The simple, but pertinent, active versus passive debate, is one such re-examination that a lot of funds are undertaking. “Investors are looking at what worked, what didn’t and why. There is a re-examination that maybe there were some managers that have been successful for long periods of time because all they really did was buy dips, lower priced securities and let the market bail them out. As a strategy without intelligence it isn’t really much of a strategy. Those are the kinds of re-examinations that this kind of a crisis bring. If you can say there’s a silver lining, that’s a silver lining,” he says. But he believes it is not just reexamining the active versus passive, but re-examining the whole asset management community.
“How they are operating and what they are doing, they have all had beta at their backs, now they don’t. It’s back to basics and fundamentals.” The RogersCasey house view is that it’s easier to get alpha in some places than others, and these naturally should be the areas of focus for investors. Generally, small is easier than larger, parts of growth and value are easier, global is an approach that allows much more opportunity than regional or country investing, and emerging markets create a great opportunity as an asset class and an active opportunity. Accordingly, the RogersCasey alpha research team is divided into four groups: equity oriented, income focused, real and inflation oriented, and opportunistic.

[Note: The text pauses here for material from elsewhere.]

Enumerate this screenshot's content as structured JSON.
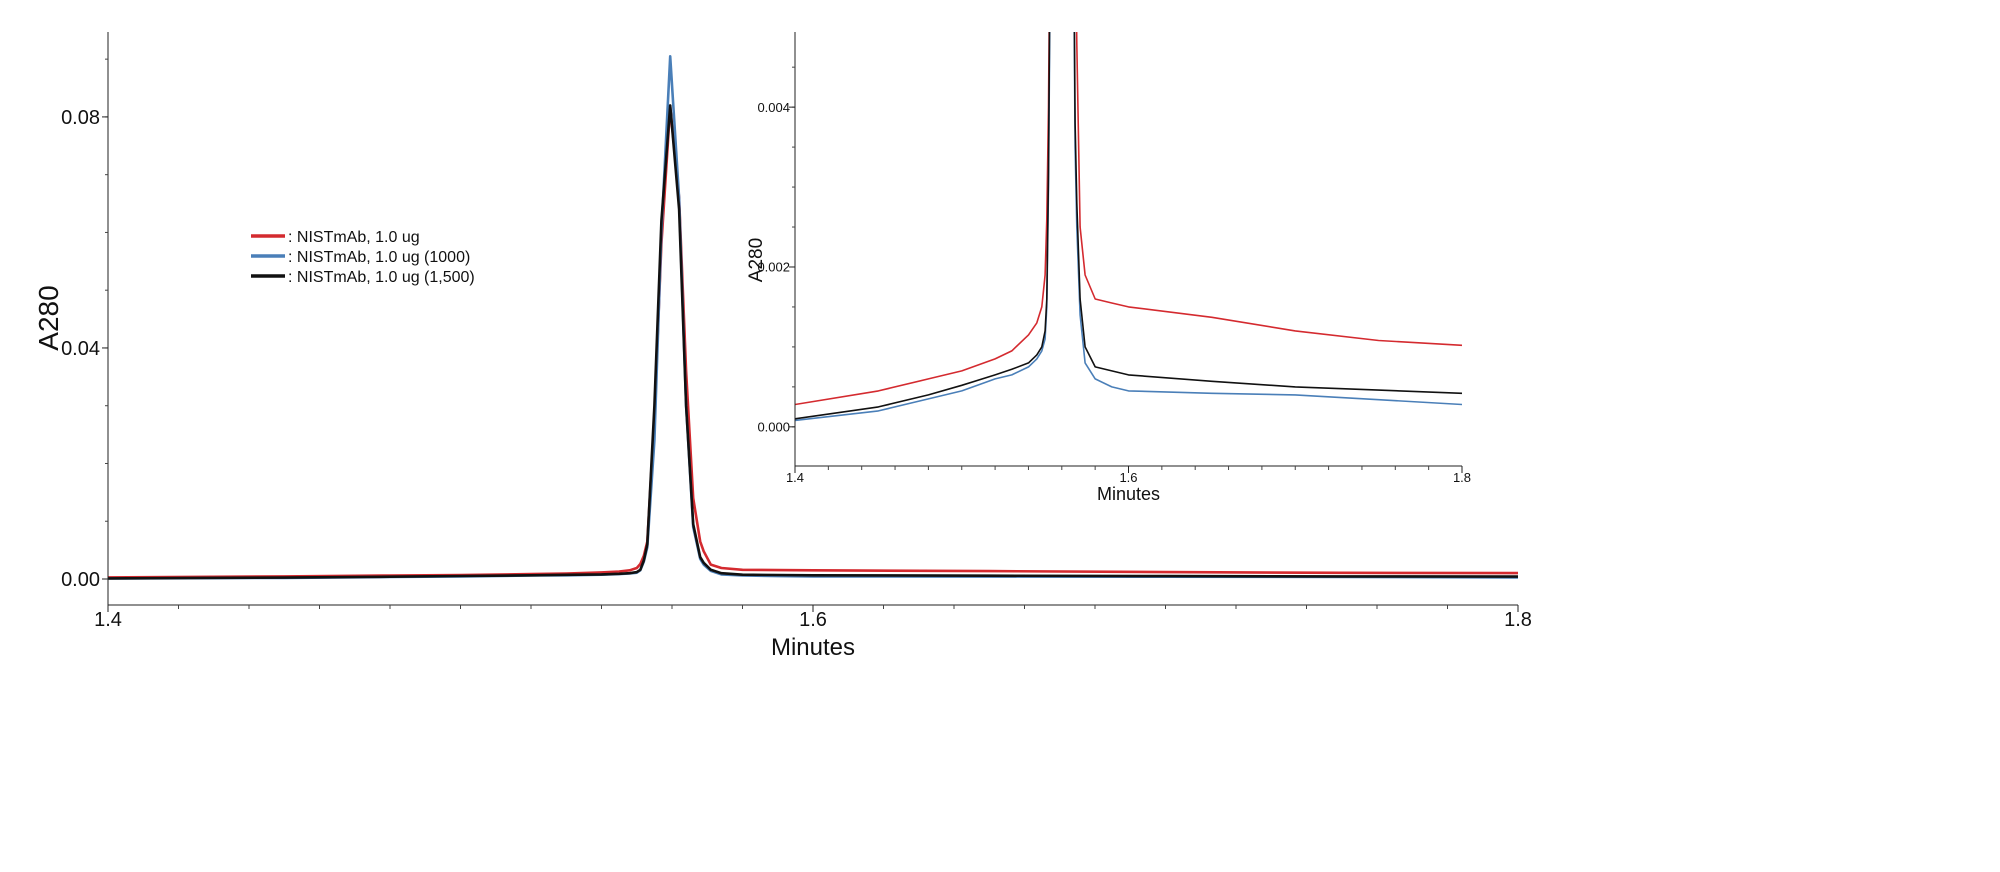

“Finally this is a time where a good solid understanding of fundamentals and companies, and doing credit analysis will benefit you. It gets back to the work being done,” Barron says. And consulting firms are not exempt from the scrutiny and pressure the asset management firms are under. There is pressure on fees, pressure from clients being unhappy with their portfolios, and more pressure on fundamental research. “For those firms with less robust research capabilities it is an issue. They will have to broaden their horizon. You can’t think you have four people covering hedge funds and five covering large cap value, you can’t think like that because the lines are blurring. You have to have a more nimble approach,” he says. “We don’t think the boutique approach of looking at asset managers works anymore. You have to look across asset managers and ask the fundamental questions of where can I find the best alpha, the best return sources for more clients.”